Respeto total al sentir de venezolanos, dentro y fuera de su país, de acuerdo o no con la Revolución Bolivariana.
El punto es que si esto sucede ahora de manera descarada, incluso publicitada por el país que se asume como el gendarme continental y “mundial”; esto puede pasar en El Salvador si Bukele pierde elecciones y no garantiza la visión dizque antiterrorista, o con Nicaragua y su régimen al margen de la doctrina Monroe, o de Colombia y su abierta posición anti-imperialista, o de Honduras y sus graves problemas con el narcotráfico en su territorio: o Guatemala, y su Estado capturado, ya no solo por oligarquías, sino también por el mismo narcotráfico, el crimen organizado y sobre todo, la capacidad de ejercer violencia sobre quien piensa distinto, en cualquier ámbito. Y no podemos dejar de recordar que en Guatemala ya sucedió una vez, cuando se impulsaban cambios para modernizar el país y hacerlo productivo y competitivo dentro de las reglas del capitalismo, pero se afectaron los intereses de una empresa bananera y eso fue suficiente para usar la excusa del comunismo y, en las sombras, derrocar a un gobierno legítimamente electo.
¿Por qué no se actúa de la misma forma con China, Rusia, Corea del Norte, Irán o Siria? ¿Por qué sólo quien tiene el poder armamentista puede gozar de lo que reza la Carta de las Naciones Unidas en tanto propósitos y principios? violados todos y cada uno de ellos el 3 de enero de 2026. ¿Es que acaso hay que ser potencia militar, nuclear, para ser respetado en el concierto de las naciones? ¿Es que acaso la ONU ya no es capaz de cumplir con su cometido, y el mundo está a expensas de pequeñas guerras contra quienes no pueden defenderse, hasta que inexorablemente lleguemos al punto de los “botones rojos”? O como dijo Albert Einstein “No sé con qué armas se peleará la tercera guerra mundial, pero la cuarta será con palos y piedras”.

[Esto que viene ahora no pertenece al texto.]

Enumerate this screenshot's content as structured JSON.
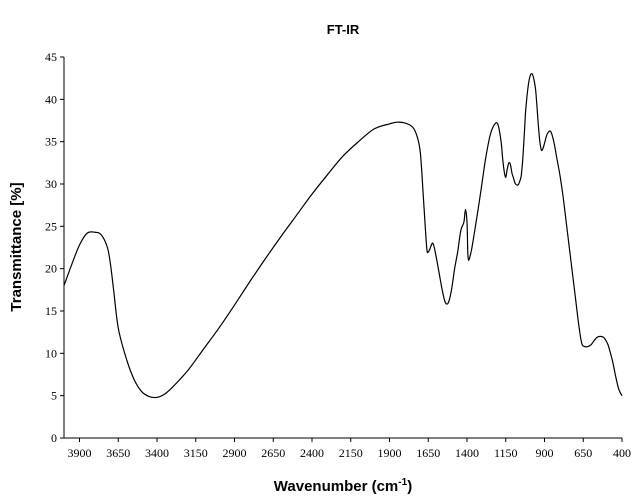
{
  "chart_data": {
    "type": "line",
    "title": "FT-IR",
    "xlabel": "Wavenumber (cm",
    "xlabel_sup": "-1",
    "xlabel_close": ")",
    "ylabel": "Transmittance [%]",
    "xlim": [
      4000,
      400
    ],
    "ylim": [
      0,
      45
    ],
    "x_reversed": true,
    "x_ticks": [
      3900,
      3650,
      3400,
      3150,
      2900,
      2650,
      2400,
      2150,
      1900,
      1650,
      1400,
      1150,
      900,
      650,
      400
    ],
    "y_ticks": [
      0,
      5,
      10,
      15,
      20,
      25,
      30,
      35,
      40,
      45
    ],
    "grid": false,
    "legend": "none",
    "line_color": "#000000",
    "series": [
      {
        "x": [
          4000,
          3950,
          3900,
          3850,
          3800,
          3760,
          3720,
          3700,
          3680,
          3650,
          3600,
          3550,
          3500,
          3450,
          3400,
          3350,
          3300,
          3200,
          3100,
          3000,
          2900,
          2800,
          2700,
          2600,
          2500,
          2400,
          2300,
          2200,
          2100,
          2000,
          1900,
          1850,
          1800,
          1750,
          1720,
          1700,
          1680,
          1660,
          1650,
          1640,
          1620,
          1600,
          1580,
          1560,
          1540,
          1520,
          1500,
          1480,
          1460,
          1440,
          1420,
          1410,
          1400,
          1395,
          1390,
          1380,
          1370,
          1350,
          1320,
          1300,
          1280,
          1250,
          1220,
          1200,
          1180,
          1170,
          1160,
          1150,
          1140,
          1130,
          1120,
          1110,
          1100,
          1090,
          1080,
          1070,
          1060,
          1050,
          1040,
          1030,
          1020,
          1000,
          980,
          960,
          950,
          940,
          930,
          920,
          910,
          900,
          890,
          880,
          860,
          840,
          820,
          800,
          780,
          760,
          740,
          720,
          700,
          680,
          660,
          640,
          620,
          600,
          580,
          560,
          540,
          520,
          510,
          500,
          490,
          480,
          460,
          440,
          420,
          400
        ],
        "y": [
          18,
          20.5,
          22.8,
          24.2,
          24.3,
          24,
          22.5,
          20.5,
          17.5,
          13,
          9.5,
          7,
          5.5,
          4.9,
          4.8,
          5.2,
          6,
          8,
          10.5,
          13,
          15.7,
          18.5,
          21.2,
          23.8,
          26.3,
          28.8,
          31.1,
          33.3,
          35,
          36.5,
          37.1,
          37.3,
          37.2,
          36.7,
          35.5,
          33.5,
          28,
          22.5,
          22,
          22.3,
          23,
          21.5,
          19.5,
          17.5,
          16,
          16,
          17.5,
          20,
          22,
          24.5,
          25.5,
          27,
          25.5,
          22,
          21,
          21.5,
          22.3,
          24.5,
          28,
          30.5,
          33,
          35.8,
          37.1,
          37,
          35,
          33,
          31.5,
          30.8,
          31.8,
          32.5,
          32.3,
          31.3,
          30.7,
          30.1,
          29.9,
          29.9,
          30.3,
          31,
          33,
          36,
          39,
          42.2,
          43,
          41.5,
          39.5,
          37,
          35,
          34,
          34.2,
          34.8,
          35.5,
          36,
          36.2,
          35,
          33,
          31,
          28.5,
          25.5,
          22.5,
          19.5,
          16.5,
          13.5,
          11.2,
          10.8,
          10.8,
          11,
          11.5,
          11.9,
          12,
          11.9,
          11.7,
          11.4,
          11,
          10.4,
          9,
          7.2,
          5.7,
          5
        ]
      }
    ]
  }
}
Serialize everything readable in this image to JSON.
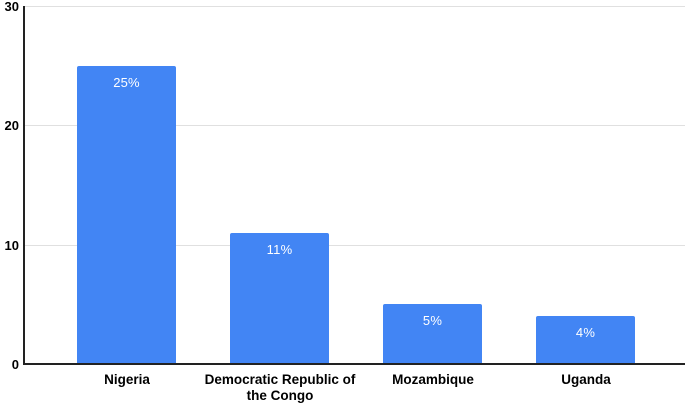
{
  "chart": {
    "background_color": "#ffffff",
    "bar_color": "#4285f4",
    "gridline_color": "#e0e0e0",
    "axis_color": "#222222",
    "value_label_color": "#ffffff",
    "category_label_color": "#000000",
    "tick_label_color": "#000000"
  },
  "chart_data": {
    "type": "bar",
    "categories": [
      "Nigeria",
      "Democratic Republic of the Congo",
      "Mozambique",
      "Uganda"
    ],
    "values": [
      25,
      11,
      5,
      4
    ],
    "value_labels": [
      "25%",
      "11%",
      "5%",
      "4%"
    ],
    "title": "",
    "xlabel": "",
    "ylabel": "",
    "ylim": [
      0,
      30
    ],
    "yticks": [
      0,
      10,
      20,
      30
    ],
    "grid": true,
    "legend": "none"
  }
}
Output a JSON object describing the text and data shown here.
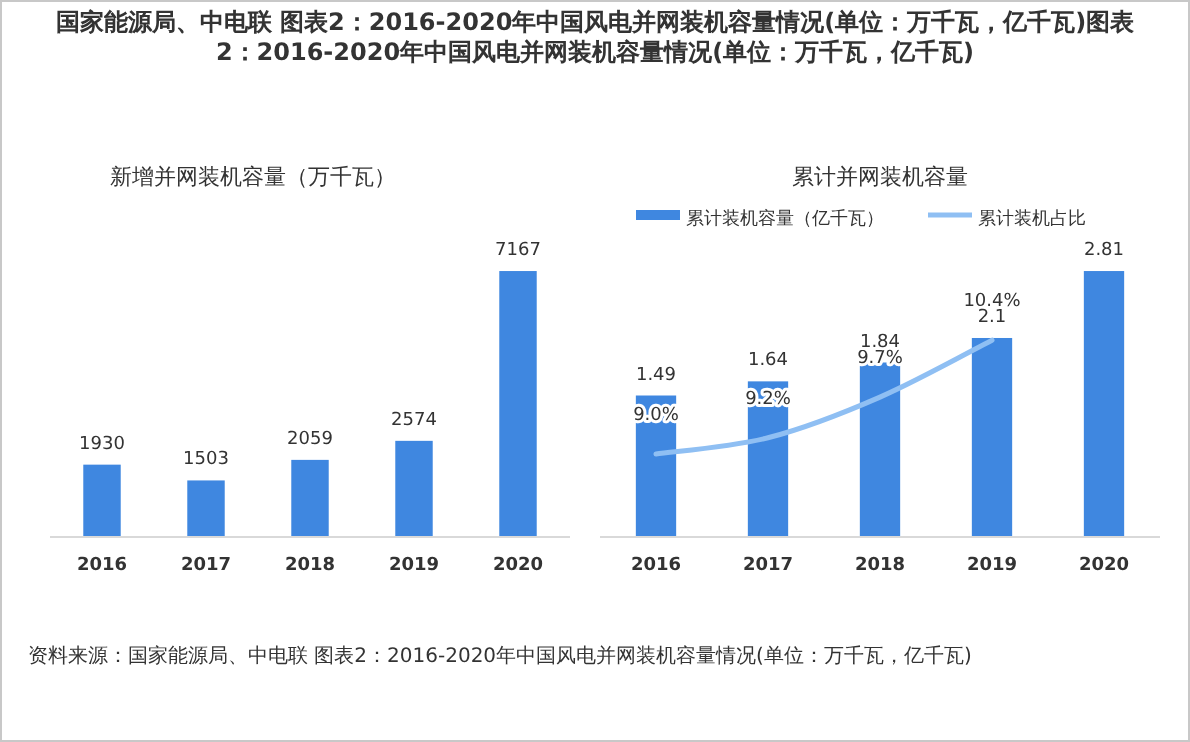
{
  "chart_data": [
    {
      "type": "bar",
      "title": "新增并网装机容量（万千瓦）",
      "categories": [
        "2016",
        "2017",
        "2018",
        "2019",
        "2020"
      ],
      "values": [
        1930,
        1503,
        2059,
        2574,
        7167
      ],
      "color": "#3f87e0",
      "data_labels": true,
      "tick_labels": "x",
      "legend": false,
      "annotations": [
        "国家能源局、中电联 图表2：2016-2020年中国风电并网装机容量情况(单位：万千瓦，亿千瓦)图表2：2016-2020年中国风电并网装机容量情况(单位：万千瓦，亿千瓦)",
        "资料来源：国家能源局、中电联 图表2：2016-2020年中国风电并网装机容量情况(单位：万千瓦，亿千瓦)"
      ]
    },
    {
      "type": "bar",
      "title": "累计并网装机容量",
      "categories": [
        "2016",
        "2017",
        "2018",
        "2019",
        "2020"
      ],
      "tick_labels": "x",
      "legend": "top",
      "data_labels": true,
      "series": [
        {
          "name": "累计装机容量（亿千瓦）",
          "color": "#3f87e0",
          "values": [
            1.49,
            1.64,
            1.84,
            2.1,
            2.81
          ]
        },
        {
          "name": "累计装机占比",
          "type": "line",
          "axis": "y2",
          "color": "#8fbff3",
          "values": [
            9.0,
            9.2,
            9.7,
            10.4,
            null
          ],
          "value_labels": [
            "9.0%",
            "9.2%",
            "9.7%",
            "10.4%",
            null
          ]
        }
      ]
    }
  ]
}
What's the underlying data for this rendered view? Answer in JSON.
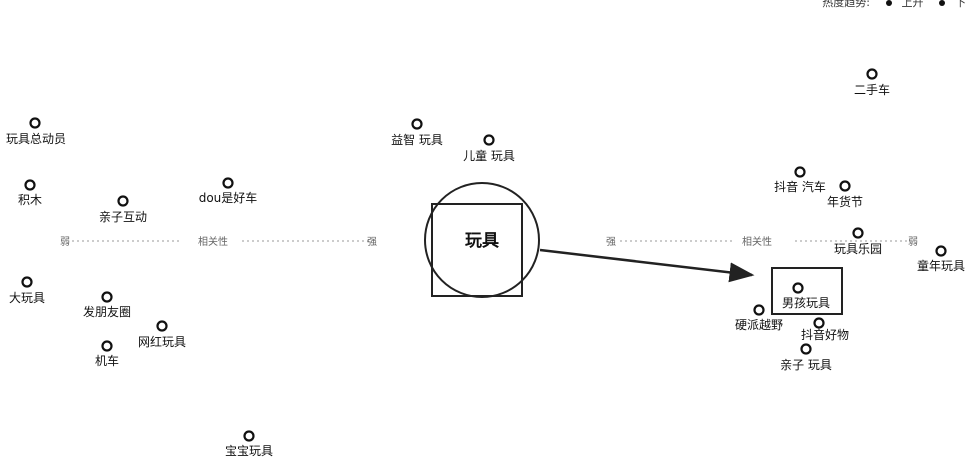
{
  "legend": {
    "title": "热度趋势:",
    "up": "上升",
    "down": "下"
  },
  "center": {
    "label": "玩具"
  },
  "axis": {
    "left": {
      "far": "弱",
      "mid": "相关性",
      "near": "强"
    },
    "right": {
      "near": "强",
      "mid": "相关性",
      "far": "弱"
    }
  },
  "nodes": [
    {
      "id": "toy-mobilization",
      "label": "玩具总动员"
    },
    {
      "id": "building-blocks",
      "label": "积木"
    },
    {
      "id": "parent-child-interaction",
      "label": "亲子互动"
    },
    {
      "id": "dou-good-car",
      "label": "dou是好车"
    },
    {
      "id": "educational-toys",
      "label": "益智 玩具"
    },
    {
      "id": "kids-toys",
      "label": "儿童 玩具"
    },
    {
      "id": "big-toys",
      "label": "大玩具"
    },
    {
      "id": "friends-circle",
      "label": "发朋友圈"
    },
    {
      "id": "influencer-toys",
      "label": "网红玩具"
    },
    {
      "id": "motorcycle",
      "label": "机车"
    },
    {
      "id": "baby-toys",
      "label": "宝宝玩具"
    },
    {
      "id": "used-car",
      "label": "二手车"
    },
    {
      "id": "douyin-car",
      "label": "抖音 汽车"
    },
    {
      "id": "new-year-festival",
      "label": "年货节"
    },
    {
      "id": "toy-park",
      "label": "玩具乐园"
    },
    {
      "id": "childhood-toys",
      "label": "童年玩具"
    },
    {
      "id": "boy-toys",
      "label": "男孩玩具"
    },
    {
      "id": "hardcore-offroad",
      "label": "硬派越野"
    },
    {
      "id": "douyin-good-stuff",
      "label": "抖音好物"
    },
    {
      "id": "parent-child-toys",
      "label": "亲子 玩具"
    }
  ]
}
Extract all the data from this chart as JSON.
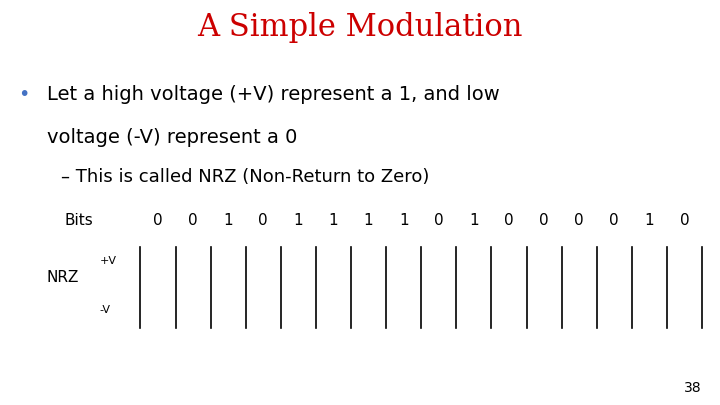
{
  "title": "A Simple Modulation",
  "title_color": "#CC0000",
  "title_fontsize": 22,
  "bullet_text_line1": "Let a high voltage (+V) represent a 1, and low",
  "bullet_text_line2": "voltage (-V) represent a 0",
  "sub_bullet": "This is called NRZ (Non-Return to Zero)",
  "bits_label": "Bits",
  "bits": [
    0,
    0,
    1,
    0,
    1,
    1,
    1,
    1,
    0,
    1,
    0,
    0,
    0,
    0,
    1,
    0
  ],
  "nrz_label": "NRZ",
  "nrz_plus": "+V",
  "nrz_minus": "-V",
  "page_number": "38",
  "background_color": "#ffffff",
  "text_color": "#000000",
  "bullet_color": "#4472C4",
  "waveform_color": "#000000",
  "body_fontsize": 14,
  "sub_fontsize": 13,
  "bits_fontsize": 11,
  "nrz_fontsize": 11,
  "page_fontsize": 10
}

En las vísperas de las elecciones 2027 en Guatemala, afloran los fundamentalismos y se cosecha todo el embrutecimiento que el sistema ha trabajado con eficacia durante las últimas décadas, alineando mentes, recursos, política económica y cultura, con el liberalismo más depredador y voraz de la historia reciente.
La respuesta a la paz mundial, la convivencia y el progreso no es el atroz neocolonialismo. Nuestro norte como país no puede ser el abusador mundial. Una tierra con muchos pueblos debe ser un lugar donde se construya el futuro desde todas sus esquinas, eso debería ser Guatemala y el mundo.
Jun na’jej rik’in kiilatenamit, na’jej li taakuub’anq re li wakliik toj chaq sa’eb’ li xmaril li xch’och: a’an a’in raj li tixjayali li qatemit Watemaal ut li Ruuchich’och’. (Q’eqchi’)
Ri uk’iyal utinamital ri uwach ulew are ri’ ri ulewal jawi chi’ ya’talik ktz’uk wi ri chwe’q kab’ij ruk’ ronojel ri uxkutal: are wa’ kajawax pa we qatinamit Paxil Kayala’ (Guatemala) xuquje’ pa ronojel ri uwach ulew. (K’iche’)
Aban mua lau Saragu nechanu, gasu aban la fulasu, lun awanseruni lidagiñe sun aübou; ligiya hamuga Wadimalu luma sun ubou (Garífuna)
En las vísperas de las elecciones 2027 en Guatemala, afloran los fundamentalismos y se cosecha todo el embrutecimiento que el sistema ha trabajado con eficacia durante las últimas décadas, alineando mentes, recursos, política económica y cultura, con el liberalismo más depredador y voraz de la historia reciente.